In a speech earlier this month, Braverman said, “It is not xenophobic to say that mass and rapid immigration is unsustainable in terms of housing provision, service and community relations.” She also said Britons should fill job roles that are in short supply, such as truck drivers, butchers and fruit pickers.
It is noteworthy that Braverman is the daughter of immigrant parents of Indian origin who moved to Britain via Kenya and Mauritius, in addition to the fact that the current British Prime Minister is also of Indian origin.
On Tuesday, Braverman announced restrictions on student visas, the biggest source of immigration to the UK. Only graduate students will be able to bring family members into the country under the new rules.
The Home Office also said it would stop people “using a student visa as a back route to work in the UK” by preventing them from switching types of visas until they finish their studies and checks on proof of funds.

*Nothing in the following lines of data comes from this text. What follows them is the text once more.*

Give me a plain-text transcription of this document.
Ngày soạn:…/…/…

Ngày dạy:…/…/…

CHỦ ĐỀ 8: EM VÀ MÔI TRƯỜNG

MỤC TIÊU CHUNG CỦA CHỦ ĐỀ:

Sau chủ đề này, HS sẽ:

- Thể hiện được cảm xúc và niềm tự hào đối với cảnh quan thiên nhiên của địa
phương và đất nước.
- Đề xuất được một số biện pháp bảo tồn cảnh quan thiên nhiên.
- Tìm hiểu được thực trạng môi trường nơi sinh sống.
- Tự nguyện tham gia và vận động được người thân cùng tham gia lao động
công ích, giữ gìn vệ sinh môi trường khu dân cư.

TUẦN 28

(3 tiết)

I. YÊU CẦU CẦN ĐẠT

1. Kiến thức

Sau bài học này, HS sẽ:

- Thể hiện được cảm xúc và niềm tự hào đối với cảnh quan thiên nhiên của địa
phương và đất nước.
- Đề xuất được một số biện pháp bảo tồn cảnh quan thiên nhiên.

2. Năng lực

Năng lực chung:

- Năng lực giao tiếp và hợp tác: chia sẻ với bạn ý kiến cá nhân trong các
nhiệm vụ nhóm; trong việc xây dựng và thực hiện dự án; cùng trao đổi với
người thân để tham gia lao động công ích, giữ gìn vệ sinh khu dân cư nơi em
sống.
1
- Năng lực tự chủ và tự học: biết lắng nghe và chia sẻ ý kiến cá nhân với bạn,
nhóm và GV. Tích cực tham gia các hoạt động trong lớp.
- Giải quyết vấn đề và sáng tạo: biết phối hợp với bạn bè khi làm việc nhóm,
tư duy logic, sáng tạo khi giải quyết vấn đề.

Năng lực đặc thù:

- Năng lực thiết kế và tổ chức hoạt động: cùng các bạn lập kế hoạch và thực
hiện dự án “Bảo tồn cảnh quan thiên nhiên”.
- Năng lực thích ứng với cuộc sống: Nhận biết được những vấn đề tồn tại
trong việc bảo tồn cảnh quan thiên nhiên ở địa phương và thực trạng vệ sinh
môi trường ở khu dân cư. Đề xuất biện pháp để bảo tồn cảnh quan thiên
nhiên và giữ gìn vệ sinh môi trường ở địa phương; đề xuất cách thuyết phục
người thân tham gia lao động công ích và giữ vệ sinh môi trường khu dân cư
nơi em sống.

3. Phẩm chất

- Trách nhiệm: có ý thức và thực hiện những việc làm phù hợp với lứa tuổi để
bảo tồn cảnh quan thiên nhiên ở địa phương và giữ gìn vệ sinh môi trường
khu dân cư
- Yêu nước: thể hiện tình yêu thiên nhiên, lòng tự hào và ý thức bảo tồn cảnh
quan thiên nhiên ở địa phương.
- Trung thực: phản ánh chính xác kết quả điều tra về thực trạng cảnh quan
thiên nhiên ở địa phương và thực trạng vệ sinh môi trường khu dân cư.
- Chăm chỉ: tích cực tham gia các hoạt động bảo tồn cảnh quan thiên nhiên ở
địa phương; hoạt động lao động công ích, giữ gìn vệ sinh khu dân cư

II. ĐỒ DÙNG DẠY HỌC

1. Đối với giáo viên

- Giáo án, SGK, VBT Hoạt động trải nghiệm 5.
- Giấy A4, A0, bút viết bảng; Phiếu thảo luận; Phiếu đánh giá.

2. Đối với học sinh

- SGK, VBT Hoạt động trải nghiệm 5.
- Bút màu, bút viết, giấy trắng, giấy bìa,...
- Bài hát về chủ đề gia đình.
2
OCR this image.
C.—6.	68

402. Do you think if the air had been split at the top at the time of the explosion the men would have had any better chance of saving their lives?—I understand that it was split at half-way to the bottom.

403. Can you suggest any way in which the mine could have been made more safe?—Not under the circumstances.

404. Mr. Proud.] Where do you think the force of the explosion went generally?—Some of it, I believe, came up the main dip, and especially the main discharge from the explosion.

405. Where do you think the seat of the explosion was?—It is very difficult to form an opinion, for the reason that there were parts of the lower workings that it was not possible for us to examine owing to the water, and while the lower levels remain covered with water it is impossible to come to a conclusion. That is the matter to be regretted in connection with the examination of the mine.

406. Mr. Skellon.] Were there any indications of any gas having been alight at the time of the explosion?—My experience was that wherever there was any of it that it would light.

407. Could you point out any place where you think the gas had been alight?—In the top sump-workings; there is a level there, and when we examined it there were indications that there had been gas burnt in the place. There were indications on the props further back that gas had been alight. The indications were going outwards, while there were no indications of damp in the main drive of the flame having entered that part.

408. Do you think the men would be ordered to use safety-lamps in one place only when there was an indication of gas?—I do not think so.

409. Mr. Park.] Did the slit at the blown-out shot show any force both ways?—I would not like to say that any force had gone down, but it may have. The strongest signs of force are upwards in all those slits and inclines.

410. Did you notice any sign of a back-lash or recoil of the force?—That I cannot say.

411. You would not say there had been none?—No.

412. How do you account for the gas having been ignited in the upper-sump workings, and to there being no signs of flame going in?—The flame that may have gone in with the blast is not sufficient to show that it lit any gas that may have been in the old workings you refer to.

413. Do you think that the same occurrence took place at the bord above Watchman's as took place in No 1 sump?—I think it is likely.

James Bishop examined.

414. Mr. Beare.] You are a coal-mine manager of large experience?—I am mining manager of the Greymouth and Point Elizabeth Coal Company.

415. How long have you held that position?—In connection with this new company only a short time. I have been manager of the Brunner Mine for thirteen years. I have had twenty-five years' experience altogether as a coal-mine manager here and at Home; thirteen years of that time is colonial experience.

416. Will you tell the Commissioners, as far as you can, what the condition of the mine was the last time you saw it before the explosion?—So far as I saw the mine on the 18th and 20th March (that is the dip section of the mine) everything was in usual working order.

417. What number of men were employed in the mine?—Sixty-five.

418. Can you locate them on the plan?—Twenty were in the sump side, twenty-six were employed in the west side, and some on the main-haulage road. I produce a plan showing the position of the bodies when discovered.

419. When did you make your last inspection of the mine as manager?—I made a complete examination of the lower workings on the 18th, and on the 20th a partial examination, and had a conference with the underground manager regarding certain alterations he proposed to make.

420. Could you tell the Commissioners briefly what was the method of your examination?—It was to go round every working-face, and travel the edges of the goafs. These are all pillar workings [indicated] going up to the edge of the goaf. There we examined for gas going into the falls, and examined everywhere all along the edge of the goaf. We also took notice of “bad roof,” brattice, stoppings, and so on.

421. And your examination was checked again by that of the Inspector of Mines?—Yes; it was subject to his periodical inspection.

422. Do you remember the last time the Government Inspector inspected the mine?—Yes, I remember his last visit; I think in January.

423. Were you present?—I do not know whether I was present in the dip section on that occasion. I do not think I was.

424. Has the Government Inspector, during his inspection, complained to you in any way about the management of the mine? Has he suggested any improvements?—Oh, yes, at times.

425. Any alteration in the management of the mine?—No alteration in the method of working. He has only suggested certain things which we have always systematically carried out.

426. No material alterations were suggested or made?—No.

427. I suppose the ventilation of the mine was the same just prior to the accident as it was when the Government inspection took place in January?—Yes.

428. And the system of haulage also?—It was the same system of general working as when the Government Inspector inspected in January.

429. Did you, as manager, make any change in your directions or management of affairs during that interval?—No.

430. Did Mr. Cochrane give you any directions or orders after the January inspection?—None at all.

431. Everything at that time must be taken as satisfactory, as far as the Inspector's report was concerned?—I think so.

And from 2025, even tourists to the UK from the European Union and foreign countries including the US will need an e-Visa to enter, with the government admitting it does not currently have accurate figures on arrivals and departures.
In response to the new figures, a Home Office spokesperson said the UK had introduced “safe and legal routes” for people in need of protection and had seen “growth in use of a range of visa routes including an unprecedented rise in the number of dependents arriving with students” which “contributed understandably at high levels of net migration.”
“This week, we have implemented the toughest action ever by the government to reduce immigration by revoking the right of most international students to bring family members, while still benefiting from the skills and resources our economy needs,” they said. “We remain committed to reducing overall net migration.”